In this sense, forest firefighter José Manuel Alonso, from the Forum of Associations and Associations of Forest Firefighters, warned in ‘Las Manas de Rne’ that the fire increasingly “less seasonal” And they will be not only in the summer. “We will see fires in December, in January, in May, in August, we will see it and more complex every day,” he said.
According to the professional, this fast and poisonous fire generate your own weather “Like when a summer storm arises”, an erratic behavior that makes the task of extinction very difficult.
“They are so toxic because the moisture conditions of the burning material are very dry. It is very ready to burn. The climatic conditions are very favorable: Very low humidity, very high temperatures, high winds. It’s all coming together”, he has developed. Changes the winds, which are very difficult to predict”,
Threats to the safety of firefighters and civilians
For Jose Manuel Alonso, it represents a danger at first, For the safety of forest firefighters and brigade members. “They don’t give us training Adequate and specific to the development of fire”, he rated. And his words resonate with the demand for better working conditions, especially among Castilla y León teams.
After the massive fire in the community, the agents condemned that Up to two thirds of the workers work during the summer season only. With milurista pay, marathon days and a little training. On the front lines, some 60-year-old firefighters are fighting fires and maintenance of suits and other materials is not equally diligent in all autonomous communities, according to Jose Pedro Hernández, secretary of the Fire Brigade Workers Association. of forest fires (BRIF) in RNE’s ‘Three Causes’.
Forestry teams remuneration, equipment and sustainability are other essential expenses. protect the biodiversity of farms and forests, but also the people,
“We’ve been saying for many years that these fires are coming” [de quinta y sexta generación] Which we saw and saw in the USA and Australia.
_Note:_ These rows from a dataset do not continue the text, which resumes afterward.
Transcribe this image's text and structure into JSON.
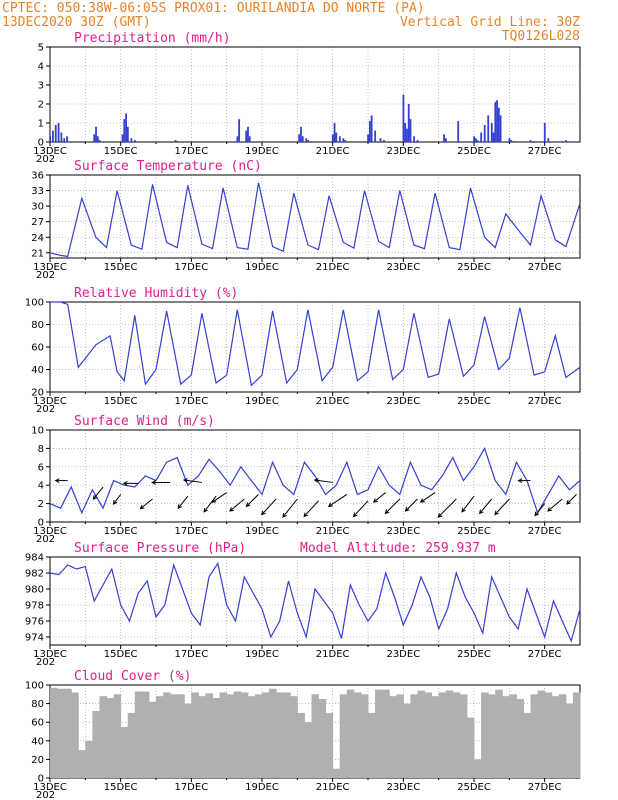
{
  "header": {
    "line1_left": "CPTEC:  050:38W-06:05S  PROX01: OURILANDIA DO NORTE (PA)",
    "line2_left": "13DEC2020 30Z (GMT)",
    "line2_right": "Vertical Grid Line: 30Z",
    "line3_right": "TQ0126L028"
  },
  "colors": {
    "header": "#e8832a",
    "title": "#e0208a",
    "line": "#3340d0",
    "cloud": "#b0b0b0",
    "grid": "#999999"
  },
  "x_axis": {
    "labels": [
      "13DEC",
      "15DEC",
      "17DEC",
      "19DEC",
      "21DEC",
      "23DEC",
      "25DEC",
      "27DEC"
    ],
    "label_days": [
      0,
      2,
      4,
      6,
      8,
      10,
      12,
      14
    ],
    "range_days": [
      0,
      15
    ],
    "stub": "202"
  },
  "chart_data": [
    {
      "type": "bar",
      "title": "Precipitation (mm/h)",
      "ylim": [
        0,
        5
      ],
      "yticks": [
        0,
        1,
        2,
        3,
        4,
        5
      ],
      "x_days": [
        0.0,
        0.08,
        0.16,
        0.24,
        0.32,
        0.4,
        0.48,
        1.25,
        1.3,
        1.35,
        1.4,
        2.05,
        2.1,
        2.15,
        2.2,
        2.3,
        2.4,
        3.55,
        3.6,
        5.3,
        5.35,
        5.55,
        5.6,
        5.65,
        7.05,
        7.1,
        7.15,
        7.25,
        7.3,
        7.4,
        8.0,
        8.05,
        8.1,
        8.2,
        8.3,
        8.35,
        9.0,
        9.05,
        9.1,
        9.2,
        9.35,
        9.45,
        10.0,
        10.05,
        10.1,
        10.15,
        10.2,
        10.3,
        10.4,
        11.15,
        11.2,
        11.55,
        12.0,
        12.05,
        12.1,
        12.2,
        12.3,
        12.4,
        12.5,
        12.55,
        12.6,
        12.65,
        12.7,
        12.75,
        13.0,
        13.05,
        13.15,
        13.6,
        13.7,
        14.0,
        14.1,
        14.5,
        14.6
      ],
      "values": [
        0.3,
        0.6,
        0.9,
        1.0,
        0.5,
        0.2,
        0.3,
        0.4,
        0.8,
        0.3,
        0.1,
        0.4,
        1.2,
        1.5,
        0.8,
        0.2,
        0.1,
        0.1,
        0.05,
        0.3,
        1.2,
        0.6,
        0.8,
        0.3,
        0.4,
        0.8,
        0.3,
        0.2,
        0.1,
        0.05,
        0.4,
        1.0,
        0.5,
        0.3,
        0.2,
        0.1,
        0.4,
        1.1,
        1.4,
        0.6,
        0.2,
        0.1,
        2.5,
        1.0,
        0.7,
        2.0,
        1.2,
        0.3,
        0.1,
        0.4,
        0.2,
        1.1,
        0.3,
        0.2,
        0.1,
        0.5,
        0.9,
        1.4,
        1.0,
        0.5,
        2.1,
        2.2,
        1.8,
        1.4,
        0.2,
        0.1,
        0.05,
        0.1,
        0.05,
        1.0,
        0.2,
        0.05,
        0.1
      ]
    },
    {
      "type": "line",
      "title": "Surface Temperature (nC)",
      "ylim": [
        20,
        36
      ],
      "yticks": [
        21,
        24,
        27,
        30,
        33,
        36
      ],
      "x_days": [
        0.0,
        0.3,
        0.5,
        0.9,
        1.3,
        1.6,
        1.9,
        2.3,
        2.6,
        2.9,
        3.3,
        3.6,
        3.9,
        4.3,
        4.6,
        4.9,
        5.3,
        5.6,
        5.9,
        6.3,
        6.6,
        6.9,
        7.3,
        7.6,
        7.9,
        8.3,
        8.6,
        8.9,
        9.3,
        9.6,
        9.9,
        10.3,
        10.6,
        10.9,
        11.3,
        11.6,
        11.9,
        12.3,
        12.6,
        12.9,
        13.3,
        13.6,
        13.9,
        14.3,
        14.6,
        15.0
      ],
      "values": [
        21.0,
        20.5,
        20.3,
        31.5,
        24.0,
        22.0,
        33.0,
        22.5,
        21.7,
        34.2,
        23.0,
        22.0,
        34.0,
        22.7,
        21.8,
        33.5,
        22.0,
        21.7,
        34.5,
        22.2,
        21.3,
        32.5,
        22.5,
        21.6,
        32.0,
        23.0,
        21.9,
        33.0,
        23.2,
        22.0,
        33.0,
        22.5,
        21.8,
        32.5,
        22.0,
        21.6,
        33.5,
        24.0,
        22.0,
        28.5,
        25.0,
        22.5,
        32.0,
        23.5,
        22.2,
        30.5
      ]
    },
    {
      "type": "line",
      "title": "Relative Humidity (%)",
      "ylim": [
        20,
        100
      ],
      "yticks": [
        20,
        40,
        60,
        80,
        100
      ],
      "x_days": [
        0.0,
        0.3,
        0.5,
        0.8,
        1.3,
        1.7,
        1.9,
        2.1,
        2.4,
        2.7,
        3.0,
        3.3,
        3.7,
        4.0,
        4.3,
        4.7,
        5.0,
        5.3,
        5.7,
        6.0,
        6.3,
        6.7,
        7.0,
        7.3,
        7.7,
        8.0,
        8.3,
        8.7,
        9.0,
        9.3,
        9.7,
        10.0,
        10.3,
        10.7,
        11.0,
        11.3,
        11.7,
        12.0,
        12.3,
        12.7,
        13.0,
        13.3,
        13.7,
        14.0,
        14.3,
        14.6,
        15.0
      ],
      "values": [
        100.0,
        100.0,
        98.0,
        42.0,
        62.0,
        70.0,
        38.0,
        30.0,
        88.0,
        27.0,
        40.0,
        92.0,
        27.0,
        35.0,
        90.0,
        28.0,
        35.0,
        93.0,
        26.0,
        35.0,
        92.0,
        28.0,
        40.0,
        93.0,
        30.0,
        42.0,
        93.0,
        30.0,
        38.0,
        93.0,
        31.0,
        40.0,
        90.0,
        33.0,
        36.0,
        85.0,
        34.0,
        44.0,
        87.0,
        40.0,
        50.0,
        95.0,
        35.0,
        38.0,
        70.0,
        33.0,
        42.0
      ]
    },
    {
      "type": "line",
      "title": "Surface Wind (m/s)",
      "ylim": [
        0,
        10
      ],
      "yticks": [
        0,
        2,
        4,
        6,
        8,
        10
      ],
      "x_days": [
        0.0,
        0.3,
        0.6,
        0.9,
        1.2,
        1.5,
        1.8,
        2.1,
        2.4,
        2.7,
        3.0,
        3.3,
        3.6,
        3.9,
        4.2,
        4.5,
        4.8,
        5.1,
        5.4,
        5.7,
        6.0,
        6.3,
        6.6,
        6.9,
        7.2,
        7.5,
        7.8,
        8.1,
        8.4,
        8.7,
        9.0,
        9.3,
        9.6,
        9.9,
        10.2,
        10.5,
        10.8,
        11.1,
        11.4,
        11.7,
        12.0,
        12.3,
        12.6,
        12.9,
        13.2,
        13.5,
        13.8,
        14.1,
        14.4,
        14.7,
        15.0
      ],
      "values": [
        2.0,
        1.5,
        3.8,
        1.0,
        3.5,
        1.5,
        4.5,
        4.0,
        3.8,
        5.0,
        4.5,
        6.5,
        7.0,
        4.0,
        5.0,
        6.8,
        5.5,
        4.0,
        6.0,
        4.5,
        3.0,
        6.5,
        4.0,
        3.0,
        6.5,
        5.0,
        3.0,
        4.0,
        6.5,
        3.0,
        3.5,
        6.0,
        4.0,
        3.0,
        6.5,
        4.0,
        3.5,
        5.0,
        7.0,
        4.5,
        6.0,
        8.0,
        4.5,
        3.0,
        6.5,
        4.5,
        1.0,
        3.0,
        5.0,
        3.5,
        4.5
      ],
      "arrows": [
        {
          "day": 0.5,
          "u": -1.0,
          "v": 0.0,
          "y": 4.5
        },
        {
          "day": 1.5,
          "u": -0.8,
          "v": -1.0,
          "y": 3.8
        },
        {
          "day": 2.0,
          "u": -0.6,
          "v": -0.8,
          "y": 3.0
        },
        {
          "day": 2.5,
          "u": -1.2,
          "v": 0.0,
          "y": 4.2
        },
        {
          "day": 2.9,
          "u": -1.0,
          "v": -0.8,
          "y": 2.5
        },
        {
          "day": 3.4,
          "u": -1.5,
          "v": 0.0,
          "y": 4.3
        },
        {
          "day": 3.9,
          "u": -0.8,
          "v": -1.0,
          "y": 2.8
        },
        {
          "day": 4.3,
          "u": -1.5,
          "v": 0.2,
          "y": 4.3
        },
        {
          "day": 4.7,
          "u": -1.0,
          "v": -1.3,
          "y": 2.8
        },
        {
          "day": 5.0,
          "u": -1.2,
          "v": -0.8,
          "y": 3.2
        },
        {
          "day": 5.5,
          "u": -1.2,
          "v": -1.0,
          "y": 2.5
        },
        {
          "day": 5.9,
          "u": -1.0,
          "v": -1.0,
          "y": 3.0
        },
        {
          "day": 6.4,
          "u": -1.2,
          "v": -1.3,
          "y": 2.5
        },
        {
          "day": 7.0,
          "u": -1.2,
          "v": -1.5,
          "y": 2.5
        },
        {
          "day": 7.6,
          "u": -1.2,
          "v": -1.3,
          "y": 2.3
        },
        {
          "day": 8.0,
          "u": -1.5,
          "v": 0.2,
          "y": 4.3
        },
        {
          "day": 8.4,
          "u": -1.5,
          "v": -1.0,
          "y": 3.0
        },
        {
          "day": 9.0,
          "u": -1.2,
          "v": -1.3,
          "y": 2.3
        },
        {
          "day": 9.5,
          "u": -1.0,
          "v": -0.8,
          "y": 3.2
        },
        {
          "day": 9.9,
          "u": -1.2,
          "v": -1.2,
          "y": 2.5
        },
        {
          "day": 10.4,
          "u": -1.0,
          "v": -1.0,
          "y": 2.5
        },
        {
          "day": 10.9,
          "u": -1.2,
          "v": -0.8,
          "y": 3.2
        },
        {
          "day": 11.5,
          "u": -1.5,
          "v": -1.5,
          "y": 2.5
        },
        {
          "day": 12.0,
          "u": -1.0,
          "v": -1.3,
          "y": 2.8
        },
        {
          "day": 12.5,
          "u": -1.0,
          "v": -1.2,
          "y": 2.5
        },
        {
          "day": 13.0,
          "u": -1.2,
          "v": -1.3,
          "y": 2.5
        },
        {
          "day": 13.6,
          "u": -1.0,
          "v": 0.0,
          "y": 4.5
        },
        {
          "day": 14.0,
          "u": -0.8,
          "v": -1.0,
          "y": 2.0
        },
        {
          "day": 14.5,
          "u": -1.2,
          "v": -1.0,
          "y": 2.5
        },
        {
          "day": 14.9,
          "u": -0.8,
          "v": -0.8,
          "y": 3.0
        }
      ]
    },
    {
      "type": "line",
      "title": "Surface Pressure (hPa)",
      "annotation": "Model Altitude: 259.937 m",
      "ylim": [
        973,
        984
      ],
      "yticks": [
        974,
        976,
        978,
        980,
        982,
        984
      ],
      "x_days": [
        0.0,
        0.25,
        0.5,
        0.75,
        1.0,
        1.25,
        1.5,
        1.75,
        2.0,
        2.25,
        2.5,
        2.75,
        3.0,
        3.25,
        3.5,
        3.75,
        4.0,
        4.25,
        4.5,
        4.75,
        5.0,
        5.25,
        5.5,
        5.75,
        6.0,
        6.25,
        6.5,
        6.75,
        7.0,
        7.25,
        7.5,
        7.75,
        8.0,
        8.25,
        8.5,
        8.75,
        9.0,
        9.25,
        9.5,
        9.75,
        10.0,
        10.25,
        10.5,
        10.75,
        11.0,
        11.25,
        11.5,
        11.75,
        12.0,
        12.25,
        12.5,
        12.75,
        13.0,
        13.25,
        13.5,
        13.75,
        14.0,
        14.25,
        14.5,
        14.75,
        15.0
      ],
      "values": [
        982.0,
        981.8,
        983.0,
        982.5,
        982.8,
        978.5,
        980.5,
        982.5,
        978.0,
        976.0,
        979.5,
        981.0,
        976.5,
        978.0,
        983.0,
        980.0,
        977.0,
        975.5,
        981.5,
        983.2,
        978.0,
        976.0,
        981.5,
        979.5,
        977.5,
        974.0,
        976.0,
        981.0,
        977.0,
        974.0,
        980.0,
        978.5,
        977.0,
        973.8,
        980.5,
        978.0,
        976.0,
        977.5,
        982.0,
        979.0,
        975.5,
        978.0,
        981.5,
        979.0,
        975.0,
        977.5,
        982.0,
        979.0,
        977.0,
        974.5,
        981.5,
        979.0,
        976.5,
        975.0,
        980.0,
        977.0,
        974.0,
        978.5,
        976.0,
        973.5,
        977.5
      ]
    },
    {
      "type": "area",
      "title": "Cloud Cover (%)",
      "ylim": [
        0,
        100
      ],
      "yticks": [
        0,
        20,
        40,
        60,
        80,
        100
      ],
      "x_days": [
        0.0,
        0.2,
        0.4,
        0.6,
        0.8,
        1.0,
        1.2,
        1.4,
        1.6,
        1.8,
        2.0,
        2.2,
        2.4,
        2.6,
        2.8,
        3.0,
        3.2,
        3.4,
        3.6,
        3.8,
        4.0,
        4.2,
        4.4,
        4.6,
        4.8,
        5.0,
        5.2,
        5.4,
        5.6,
        5.8,
        6.0,
        6.2,
        6.4,
        6.6,
        6.8,
        7.0,
        7.2,
        7.4,
        7.6,
        7.8,
        8.0,
        8.2,
        8.4,
        8.6,
        8.8,
        9.0,
        9.2,
        9.4,
        9.6,
        9.8,
        10.0,
        10.2,
        10.4,
        10.6,
        10.8,
        11.0,
        11.2,
        11.4,
        11.6,
        11.8,
        12.0,
        12.2,
        12.4,
        12.6,
        12.8,
        13.0,
        13.2,
        13.4,
        13.6,
        13.8,
        14.0,
        14.2,
        14.4,
        14.6,
        14.8
      ],
      "values": [
        97,
        96,
        96,
        92,
        30,
        40,
        72,
        88,
        86,
        90,
        55,
        70,
        93,
        93,
        82,
        88,
        92,
        90,
        90,
        80,
        92,
        88,
        91,
        86,
        92,
        90,
        93,
        92,
        88,
        90,
        92,
        96,
        92,
        92,
        88,
        70,
        60,
        90,
        85,
        70,
        10,
        90,
        95,
        92,
        90,
        70,
        95,
        95,
        88,
        90,
        80,
        90,
        94,
        92,
        88,
        92,
        94,
        92,
        90,
        65,
        20,
        92,
        90,
        95,
        88,
        90,
        85,
        70,
        90,
        94,
        92,
        88,
        90,
        80,
        92
      ]
    }
  ]
}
For us at first it was unimaginable, but this year we already have every day and we are very concerned about the civilian population. Defending municipalities is not working the way it should. There should be self-protection schemes for municipalities which are not being done at this time,” claimed the forest firefighter.
Reclaiming destroyed homes, unique specimens, ecosystems is a uncountable cost And the only action that can prevent reaching that point is Redressal, In recent weeks, forest engineers and environmental organizations have reiterated that climate change and rural abandonment are behind these more intense fires that are difficult to extinguish and, therefore, have proposed reforming land management with “firebreak landscapes” or “grazing”. Is. Fire to destroy the fuel load the mountain has.
However, this is still a pending issue in Spain. According to a WWF report, 1,000 million euros per year are allocated to implement extinction measures in Spain. Of these, 300 million euros i.e. Only 20% of the total investment is allocated for containment.
“Extinction is necessary and positive, however, it is not enough. Without a land restructuring and planning policy, the money invested in extinction will never be enough,” the conservation organization recalls.